Bayesian Proteoform Modeling Improves Protein Quantification of Global Proteomic Measurements

Mol Cell Proteomics. 2014 Aug 16:mcp.O113.030932. doi: 10.1074/mcp.O113.030932. Online ahead of print.

Abstract

As the capability of mass spectrometry-based proteomics has matured, tens of thousands of peptides can be measured simultaneously, which has the benefit of offering a systems view of protein expression. However, a major challenge is that with an increase in throughput, protein quantification estimation from the native measured peptides has become a computational task. A limitation to existing computationally-driven protein quantification methods is that most ignore protein variation, such as alternate splicing of the RNA transcript and post-translational modifications or other possible proteoforms, which will affect a significant fraction of the proteome. The consequence of this assumption is that statistical inference at the protein level, and consequently downstream analyses, such as network and pathway modeling, have only limited power for biomarker discovery. Here, we describe a Bayesian model (BP-Quant) that uses statistically derived peptides signatures to identify peptides that are outside the dominant pattern, or the existence of multiple over-expressed patterns to improve relative protein abundance estimates.
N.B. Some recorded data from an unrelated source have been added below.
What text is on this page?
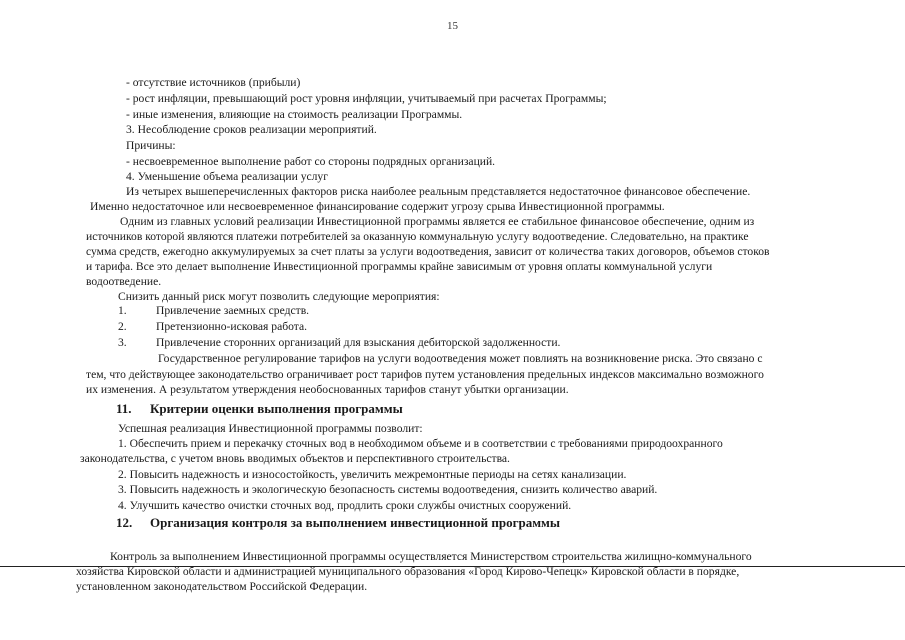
15
- отсутствие источников (прибыли)
- рост инфляции, превышающий рост уровня инфляции, учитываемый при расчетах Программы;
- иные изменения, влияющие на стоимость реализации Программы.
3. Несоблюдение сроков реализации мероприятий.
Причины:
- несвоевременное выполнение работ со стороны подрядных организаций.
4. Уменьшение объема реализации услуг
Из четырех вышеперечисленных факторов риска наиболее реальным представляется недостаточное финансовое обеспечение.
Именно недостаточное или несвоевременное финансирование содержит угрозу срыва Инвестиционной программы.
Одним из главных условий реализации Инвестиционной программы является ее стабильное финансовое обеспечение, одним из
источников которой являются платежи потребителей за оказанную коммунальную услугу водоотведение. Следовательно, на практике
сумма средств, ежегодно аккумулируемых за счет платы за услуги водоотведения, зависит от количества таких договоров, объемов стоков
и тарифа. Все это делает выполнение Инвестиционной программы крайне зависимым от уровня оплаты коммунальной услуги
водоотведение.
Снизить данный риск могут позволить следующие мероприятия:
1.	Привлечение заемных средств.
2.	Претензионно-исковая работа.
3.	Привлечение сторонних организаций для взыскания дебиторской задолженности.
Государственное регулирование тарифов на услуги водоотведения может повлиять на возникновение риска. Это связано с
тем, что действующее законодательство ограничивает рост тарифов путем установления предельных индексов максимально возможного
их изменения. А результатом утверждения необоснованных тарифов станут убытки организации.
11. Критерии оценки выполнения программы
Успешная реализация Инвестиционной программы позволит:
1. Обеспечить прием и перекачку сточных вод в необходимом объеме и в соответствии с требованиями природоохранного
законодательства, с учетом вновь вводимых объектов и перспективного строительства.
2. Повысить надежность и износостойкость, увеличить межремонтные периоды на сетях канализации.
3. Повысить надежность и экологическую безопасность системы водоотведения, снизить количество аварий.
4. Улучшить качество очистки сточных вод, продлить сроки службы очистных сооружений.
12. Организация контроля за выполнением инвестиционной программы
Контроль за выполнением Инвестиционной программы осуществляется Министерством строительства жилищно-коммунального
хозяйства Кировской области и администрацией муниципального образования «Город Кирово-Чепецк» Кировской области в порядке,
установленном законодательством Российской Федерации.
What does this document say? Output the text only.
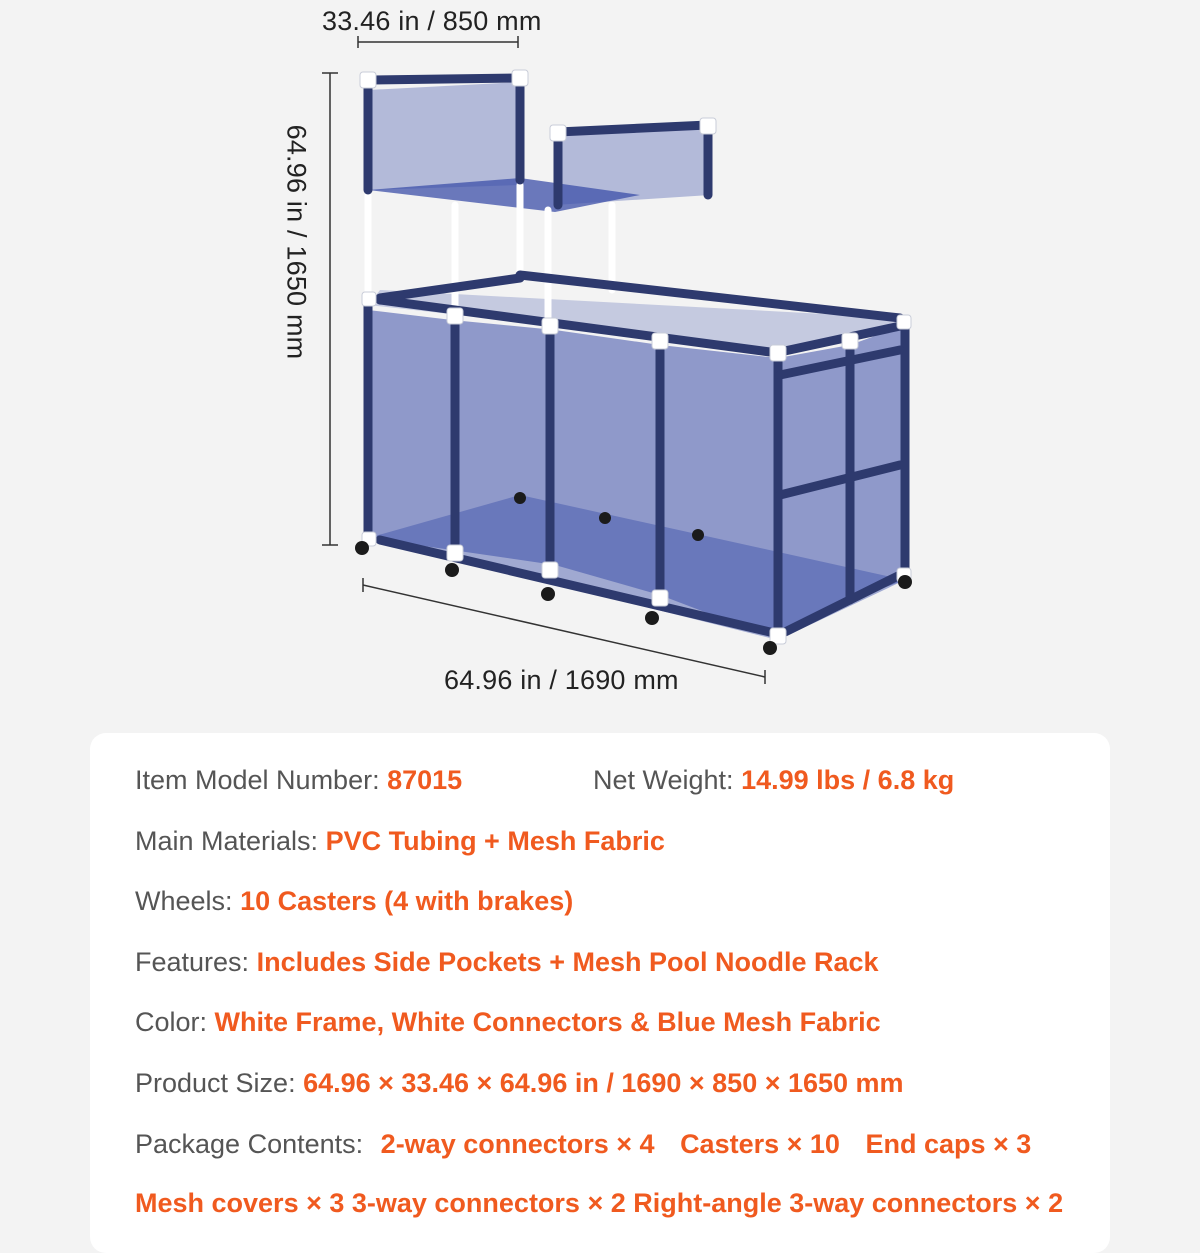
33.46 in / 850 mm
64.96 in / 1650 mm
64.96 in / 1690 mm
Item Model Number: 87015	Net Weight: 14.99 lbs / 6.8 kg
Main Materials: PVC Tubing + Mesh Fabric
Wheels: 10 Casters (4 with brakes)
Features: Includes Side Pockets + Mesh Pool Noodle Rack
Color: White Frame, White Connectors & Blue Mesh Fabric
Product Size: 64.96 × 33.46 × 64.96 in / 1690 × 850 × 1650 mm
Package Contents: 2-way connectors × 4 Casters × 10 End caps × 3
Mesh covers × 3 3-way connectors × 2 Right-angle 3-way connectors × 2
It is a research-driven approach that utilizes the objectives of the experiment, defined in the context of a standard statistical hypothesis, to identify a set of peptides exhibiting similar statistical behavior relating to a protein. This approach infers that changes in relative protein abundance can be used as a surrogate for changes in function, without necessarily taking into account the effect of differential post-translational modifications, processing, or splicing in altering protein function. We verify the approach using a dilution study from mouse plasma samples and demonstrate that BP-Quant achieves similar accuracy as the current state-of-the-art methods at proteoform identification with significantly better specificity. BP-Quant is available as a MatLab ® and R packages at https://github.com/PNNL-Comp-Mass-Spec/BP-Quant.

Keywords: Bioinformatics; Biomarkers; Computational Biology; Quantification; Statistics; Tandem Mass Spectrometry.